SAKARYA MEYDAN MUHAREBESİ
Kurtuluş Savaşı'nın dönüm noktası, Türk ordusunun Yunan ordusu ile Sakarya boylarında yaptığı meydan savaşı olan Sakarya Meydan Muharebesi de yine 23 Ağustos'ta başladı. Bu tarihten itibaren gece gündüz aralıksız süren savaşta, Mustafa Kemal Paşa, yeni bir savaş stratejisi uygulayarak ordularına, "Hattı müdafaa yoktur, sathı müdafaa vardır. O satıh, bütün vatandır. Vatanın her karış toprağı, vatandaşın kanıyla ıslanmadıkça terk olunamaz." emrini verdi. Türk askeri, bu emre uyarak vatanını canla başla savundu. Bu amansız mücadele, bütün şiddetiyle 22 gün 22 gece sürdü. Bütün cephe boyunca saldırıyı sürdüren Türk ordusu, 13 Eylül 1921'de Sakarya ırmağının doğusundan Yunan kuvvetlerini temizledi.
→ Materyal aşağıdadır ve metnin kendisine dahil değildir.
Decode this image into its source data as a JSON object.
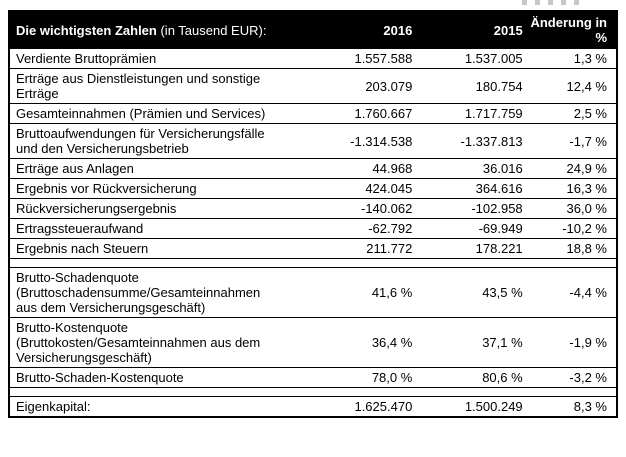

Sakarya Meydan Muharebesi, Türk milletinin savunma durumundan taarruz durumuna geçtiği dönüm noktalarından biri olarak tarihteki yerini aldı.
BÜYÜK TAARRUZ
Devamında Büyük Taarruz'la düşmanı tamamen yok etmek için hazırlıklar başladı ve 1922 yılı Ağustos ayına kadar sürdü. Gazi Mustafa Kemal'in başkomutanlığını yaptığı ordu, 26 Ağustos 1922'de düşmana saldırdı. 30 Ağustos'a kadar çembere alınan düşman kuvvetleri, Dumlupınar'da aldığı darbe sonucu kaçmaya başladı. Bunun üzerine Mustafa Kemal Paşa, "Ordular, ilk hedefiniz Akdeniz'dir. İleri!" emrini verdi. Böylelikle, Yunan ordusu İzmir'e kadar takip edildi ve 9 Eylül 1922 tarihinde ise İzmir'den çıkarıldı. Tüm bu zaferler, Türk ordusunun başarısı olarak tarihe altın harflerle yazıldı.